The first, 1472, edition of the Etymologiae contained the first printed map. The map in the present third edition is a new woodblock copying the second, more elaborate version. Also noted for containing the first printed reference to arithmetic, the Etymologiae provided to medieval and Renaissance scholars an invaluable single source of late classical scientific knowledge and lexicography. Isidore became ‘the chief authority of the Middle Ages, and the presence of his book in every monastic, cathedral, and college library was a main factor in perpetuating the state of knowledge and the modes of thought of the late-Roman world’ (PMM). Treated are mathematics, astronomy, geography, meteorology, geology, botany, agriculture, human anatomy, medicine, shipbuilding, architecture and other technological subjects. The reference to arithmetic is in book III, ‘De vocabulario arithmetice discipline’ (see Stillwell, Awakening Interest in Science 180).

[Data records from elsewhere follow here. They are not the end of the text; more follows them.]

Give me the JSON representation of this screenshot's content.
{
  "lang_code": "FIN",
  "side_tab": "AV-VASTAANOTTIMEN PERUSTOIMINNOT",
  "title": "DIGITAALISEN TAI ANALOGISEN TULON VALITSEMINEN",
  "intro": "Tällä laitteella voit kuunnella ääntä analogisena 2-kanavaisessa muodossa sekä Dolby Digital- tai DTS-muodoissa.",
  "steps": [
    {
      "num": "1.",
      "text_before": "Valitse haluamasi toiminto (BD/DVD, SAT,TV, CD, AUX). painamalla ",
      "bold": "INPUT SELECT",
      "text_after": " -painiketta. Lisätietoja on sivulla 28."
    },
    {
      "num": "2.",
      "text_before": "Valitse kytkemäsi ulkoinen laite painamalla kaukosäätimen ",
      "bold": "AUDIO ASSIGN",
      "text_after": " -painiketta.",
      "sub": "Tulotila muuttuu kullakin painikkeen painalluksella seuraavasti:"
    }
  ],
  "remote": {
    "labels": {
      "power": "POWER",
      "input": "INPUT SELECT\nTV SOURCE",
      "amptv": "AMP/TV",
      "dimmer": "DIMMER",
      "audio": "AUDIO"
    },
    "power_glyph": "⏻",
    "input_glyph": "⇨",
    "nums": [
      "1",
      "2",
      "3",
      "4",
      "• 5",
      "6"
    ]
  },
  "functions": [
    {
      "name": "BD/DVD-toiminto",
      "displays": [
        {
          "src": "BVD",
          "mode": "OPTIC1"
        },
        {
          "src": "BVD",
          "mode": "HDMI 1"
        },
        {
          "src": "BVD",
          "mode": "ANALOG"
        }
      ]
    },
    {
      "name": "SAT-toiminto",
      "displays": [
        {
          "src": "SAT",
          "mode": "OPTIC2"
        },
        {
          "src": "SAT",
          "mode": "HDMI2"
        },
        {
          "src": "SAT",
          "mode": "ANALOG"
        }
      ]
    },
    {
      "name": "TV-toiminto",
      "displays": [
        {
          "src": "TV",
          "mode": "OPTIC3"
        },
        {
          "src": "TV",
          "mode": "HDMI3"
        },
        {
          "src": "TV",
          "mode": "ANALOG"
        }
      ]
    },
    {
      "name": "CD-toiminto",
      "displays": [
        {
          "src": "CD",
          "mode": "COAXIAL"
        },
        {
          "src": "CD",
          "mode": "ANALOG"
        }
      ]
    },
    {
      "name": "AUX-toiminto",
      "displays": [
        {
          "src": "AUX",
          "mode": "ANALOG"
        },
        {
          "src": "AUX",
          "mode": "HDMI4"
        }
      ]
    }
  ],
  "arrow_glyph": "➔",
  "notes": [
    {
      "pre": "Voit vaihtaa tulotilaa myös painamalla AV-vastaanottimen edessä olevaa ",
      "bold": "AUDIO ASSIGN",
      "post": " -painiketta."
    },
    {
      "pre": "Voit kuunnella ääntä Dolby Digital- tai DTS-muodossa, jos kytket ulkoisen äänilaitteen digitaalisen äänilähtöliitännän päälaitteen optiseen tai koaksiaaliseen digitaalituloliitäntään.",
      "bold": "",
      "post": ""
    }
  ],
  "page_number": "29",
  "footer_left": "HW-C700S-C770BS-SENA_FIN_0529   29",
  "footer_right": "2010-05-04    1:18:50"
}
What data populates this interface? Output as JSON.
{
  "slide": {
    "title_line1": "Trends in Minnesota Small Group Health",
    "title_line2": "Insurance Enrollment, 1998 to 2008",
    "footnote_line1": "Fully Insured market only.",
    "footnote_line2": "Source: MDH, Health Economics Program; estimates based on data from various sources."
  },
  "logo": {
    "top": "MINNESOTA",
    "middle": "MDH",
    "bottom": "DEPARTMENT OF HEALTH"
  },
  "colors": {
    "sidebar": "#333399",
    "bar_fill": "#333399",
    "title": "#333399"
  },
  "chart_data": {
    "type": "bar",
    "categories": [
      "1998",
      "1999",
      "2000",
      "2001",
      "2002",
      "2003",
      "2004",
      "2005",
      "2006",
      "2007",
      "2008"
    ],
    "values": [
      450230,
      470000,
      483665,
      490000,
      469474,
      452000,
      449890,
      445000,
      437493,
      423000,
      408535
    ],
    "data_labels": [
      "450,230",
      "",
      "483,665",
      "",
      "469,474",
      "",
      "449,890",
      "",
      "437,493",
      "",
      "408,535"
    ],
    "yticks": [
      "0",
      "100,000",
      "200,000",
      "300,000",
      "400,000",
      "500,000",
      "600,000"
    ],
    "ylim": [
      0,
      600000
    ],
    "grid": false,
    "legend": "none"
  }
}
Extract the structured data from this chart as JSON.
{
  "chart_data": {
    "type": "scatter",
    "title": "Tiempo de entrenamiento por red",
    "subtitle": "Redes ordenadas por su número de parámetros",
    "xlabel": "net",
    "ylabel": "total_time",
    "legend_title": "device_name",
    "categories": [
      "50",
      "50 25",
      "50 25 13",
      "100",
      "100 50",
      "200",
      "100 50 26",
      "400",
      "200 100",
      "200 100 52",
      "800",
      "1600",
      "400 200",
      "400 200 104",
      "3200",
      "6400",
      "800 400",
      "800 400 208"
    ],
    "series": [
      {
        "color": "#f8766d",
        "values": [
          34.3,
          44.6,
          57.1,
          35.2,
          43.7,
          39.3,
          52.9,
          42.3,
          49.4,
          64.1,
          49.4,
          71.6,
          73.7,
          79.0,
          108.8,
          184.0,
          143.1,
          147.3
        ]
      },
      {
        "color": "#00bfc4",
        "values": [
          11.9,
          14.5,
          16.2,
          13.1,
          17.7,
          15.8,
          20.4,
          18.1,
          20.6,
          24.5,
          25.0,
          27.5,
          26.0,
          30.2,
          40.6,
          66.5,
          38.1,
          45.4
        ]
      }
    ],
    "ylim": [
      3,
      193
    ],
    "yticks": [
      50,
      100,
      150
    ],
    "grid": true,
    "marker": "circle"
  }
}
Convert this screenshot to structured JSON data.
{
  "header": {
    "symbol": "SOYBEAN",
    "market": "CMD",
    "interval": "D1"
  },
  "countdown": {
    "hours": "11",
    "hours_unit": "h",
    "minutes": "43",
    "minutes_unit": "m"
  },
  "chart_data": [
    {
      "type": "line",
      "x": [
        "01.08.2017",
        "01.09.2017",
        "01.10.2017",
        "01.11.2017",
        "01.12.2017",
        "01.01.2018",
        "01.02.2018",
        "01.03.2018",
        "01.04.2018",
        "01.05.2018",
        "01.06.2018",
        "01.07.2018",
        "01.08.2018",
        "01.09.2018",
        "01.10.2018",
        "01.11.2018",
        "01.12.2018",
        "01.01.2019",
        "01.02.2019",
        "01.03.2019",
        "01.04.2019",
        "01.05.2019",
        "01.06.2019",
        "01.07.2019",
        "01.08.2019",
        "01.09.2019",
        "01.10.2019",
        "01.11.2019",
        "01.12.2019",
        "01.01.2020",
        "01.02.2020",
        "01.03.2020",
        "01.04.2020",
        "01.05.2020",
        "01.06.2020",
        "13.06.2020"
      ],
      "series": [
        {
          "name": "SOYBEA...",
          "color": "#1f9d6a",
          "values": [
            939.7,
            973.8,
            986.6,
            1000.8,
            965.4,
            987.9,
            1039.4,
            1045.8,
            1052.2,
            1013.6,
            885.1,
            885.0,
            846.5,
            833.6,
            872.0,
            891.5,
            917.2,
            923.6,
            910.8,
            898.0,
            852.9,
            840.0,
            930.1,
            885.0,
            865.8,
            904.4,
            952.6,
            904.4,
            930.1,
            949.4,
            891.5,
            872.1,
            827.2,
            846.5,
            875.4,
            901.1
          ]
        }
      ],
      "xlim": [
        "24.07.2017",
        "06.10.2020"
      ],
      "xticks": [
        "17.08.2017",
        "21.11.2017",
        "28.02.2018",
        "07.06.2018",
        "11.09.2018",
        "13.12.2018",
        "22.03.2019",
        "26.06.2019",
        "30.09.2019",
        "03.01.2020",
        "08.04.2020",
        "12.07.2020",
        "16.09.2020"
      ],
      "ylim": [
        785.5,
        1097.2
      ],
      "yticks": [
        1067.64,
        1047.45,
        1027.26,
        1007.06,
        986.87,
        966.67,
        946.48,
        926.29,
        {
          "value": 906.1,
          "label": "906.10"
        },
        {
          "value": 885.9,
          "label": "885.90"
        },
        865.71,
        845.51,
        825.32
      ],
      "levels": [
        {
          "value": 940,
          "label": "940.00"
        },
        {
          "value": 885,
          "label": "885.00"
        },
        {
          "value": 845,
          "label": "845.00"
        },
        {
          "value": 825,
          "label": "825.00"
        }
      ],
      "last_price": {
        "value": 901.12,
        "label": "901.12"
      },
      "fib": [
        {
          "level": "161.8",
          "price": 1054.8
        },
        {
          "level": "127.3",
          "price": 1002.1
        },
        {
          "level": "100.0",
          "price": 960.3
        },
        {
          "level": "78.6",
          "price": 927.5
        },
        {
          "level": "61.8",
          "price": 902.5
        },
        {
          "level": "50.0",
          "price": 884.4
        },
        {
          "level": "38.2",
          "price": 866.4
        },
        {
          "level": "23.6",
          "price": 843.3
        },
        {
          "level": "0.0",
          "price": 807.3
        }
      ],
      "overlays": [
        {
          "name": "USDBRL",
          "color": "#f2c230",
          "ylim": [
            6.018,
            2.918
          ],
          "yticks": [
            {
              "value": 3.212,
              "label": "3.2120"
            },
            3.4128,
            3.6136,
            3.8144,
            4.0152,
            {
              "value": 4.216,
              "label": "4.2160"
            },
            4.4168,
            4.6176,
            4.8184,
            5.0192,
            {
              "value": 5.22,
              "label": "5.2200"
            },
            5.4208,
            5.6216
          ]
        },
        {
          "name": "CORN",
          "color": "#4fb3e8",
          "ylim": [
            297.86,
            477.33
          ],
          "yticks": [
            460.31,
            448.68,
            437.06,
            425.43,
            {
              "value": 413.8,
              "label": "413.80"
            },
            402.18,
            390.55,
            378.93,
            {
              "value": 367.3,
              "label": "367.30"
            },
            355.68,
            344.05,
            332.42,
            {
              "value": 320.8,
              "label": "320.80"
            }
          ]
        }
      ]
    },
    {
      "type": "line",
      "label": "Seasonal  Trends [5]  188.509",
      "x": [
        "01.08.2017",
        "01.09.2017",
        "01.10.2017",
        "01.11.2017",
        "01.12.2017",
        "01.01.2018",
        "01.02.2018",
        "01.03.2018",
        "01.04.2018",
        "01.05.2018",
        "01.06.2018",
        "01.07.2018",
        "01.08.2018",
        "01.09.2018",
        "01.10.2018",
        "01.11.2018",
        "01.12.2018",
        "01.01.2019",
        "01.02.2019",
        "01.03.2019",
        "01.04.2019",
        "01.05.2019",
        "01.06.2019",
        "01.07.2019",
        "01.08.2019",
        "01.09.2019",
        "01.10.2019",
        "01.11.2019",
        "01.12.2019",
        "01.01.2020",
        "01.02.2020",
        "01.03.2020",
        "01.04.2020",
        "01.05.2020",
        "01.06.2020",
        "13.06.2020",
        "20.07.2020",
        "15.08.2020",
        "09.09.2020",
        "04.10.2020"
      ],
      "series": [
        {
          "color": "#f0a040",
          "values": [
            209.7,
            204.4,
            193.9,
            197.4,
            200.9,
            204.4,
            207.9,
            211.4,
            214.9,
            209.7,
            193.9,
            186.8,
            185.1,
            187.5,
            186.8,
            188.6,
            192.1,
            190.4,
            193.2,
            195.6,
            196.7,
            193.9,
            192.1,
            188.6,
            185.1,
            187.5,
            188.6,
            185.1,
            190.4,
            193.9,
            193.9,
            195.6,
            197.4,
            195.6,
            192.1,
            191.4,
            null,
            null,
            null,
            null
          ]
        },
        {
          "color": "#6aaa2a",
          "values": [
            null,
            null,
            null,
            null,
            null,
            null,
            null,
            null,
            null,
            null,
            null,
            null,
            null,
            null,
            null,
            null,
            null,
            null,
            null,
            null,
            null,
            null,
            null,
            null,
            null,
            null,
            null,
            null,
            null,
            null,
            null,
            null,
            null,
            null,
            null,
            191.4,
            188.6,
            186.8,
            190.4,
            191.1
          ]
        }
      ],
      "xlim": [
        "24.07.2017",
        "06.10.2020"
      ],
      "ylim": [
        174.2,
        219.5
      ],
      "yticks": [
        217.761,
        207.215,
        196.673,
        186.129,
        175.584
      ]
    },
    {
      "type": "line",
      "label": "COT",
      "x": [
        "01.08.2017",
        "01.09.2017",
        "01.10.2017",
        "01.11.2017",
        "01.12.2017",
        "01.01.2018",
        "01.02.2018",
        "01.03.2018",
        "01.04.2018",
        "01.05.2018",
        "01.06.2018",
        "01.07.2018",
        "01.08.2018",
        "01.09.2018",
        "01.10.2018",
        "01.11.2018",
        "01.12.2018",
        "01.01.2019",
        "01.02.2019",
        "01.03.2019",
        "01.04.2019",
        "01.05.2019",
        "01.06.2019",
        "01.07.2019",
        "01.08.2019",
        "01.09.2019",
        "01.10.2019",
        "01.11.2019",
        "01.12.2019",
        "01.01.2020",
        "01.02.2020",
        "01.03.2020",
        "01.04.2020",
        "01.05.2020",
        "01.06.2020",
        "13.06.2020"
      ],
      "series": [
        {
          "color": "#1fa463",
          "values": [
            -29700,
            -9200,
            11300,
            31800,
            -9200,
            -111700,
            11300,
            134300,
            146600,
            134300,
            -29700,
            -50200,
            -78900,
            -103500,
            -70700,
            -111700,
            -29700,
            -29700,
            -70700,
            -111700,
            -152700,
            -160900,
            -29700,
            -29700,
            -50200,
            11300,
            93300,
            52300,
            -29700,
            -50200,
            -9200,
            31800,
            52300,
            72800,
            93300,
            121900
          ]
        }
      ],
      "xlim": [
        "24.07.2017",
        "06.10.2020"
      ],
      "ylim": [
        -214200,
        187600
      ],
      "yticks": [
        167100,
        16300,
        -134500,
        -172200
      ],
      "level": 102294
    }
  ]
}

The volume is not only handsomely decorated, but it retains contemporary instructions to the colourist for most of the painted initials. A large, fresh copy, retaining many deckle edges and much of the contemporary ms. quiring in the Etymologiae. Both works are rare on the market. No copy of this edition of the Etymologiae has been sold at auction in over 40 years, and only one other copy of the Jerung has been sold at auction since 1961.
The Interpretation of Hebrew Names is considered part of the 1477 Biblia Latina [Goff B-553] but clearly circulated independently, and it is found on its own or bound at the time with other works, as here. Isidorus: Not in the British Library. HC *9271; Klebs 536.3; BSB-Ink I-629; Campbell(Maps) 79; Goff I-183. Jerung: H *9371; BMC II 447; Bod-inc J-095; BSB-Ink I-135; Goff J-219.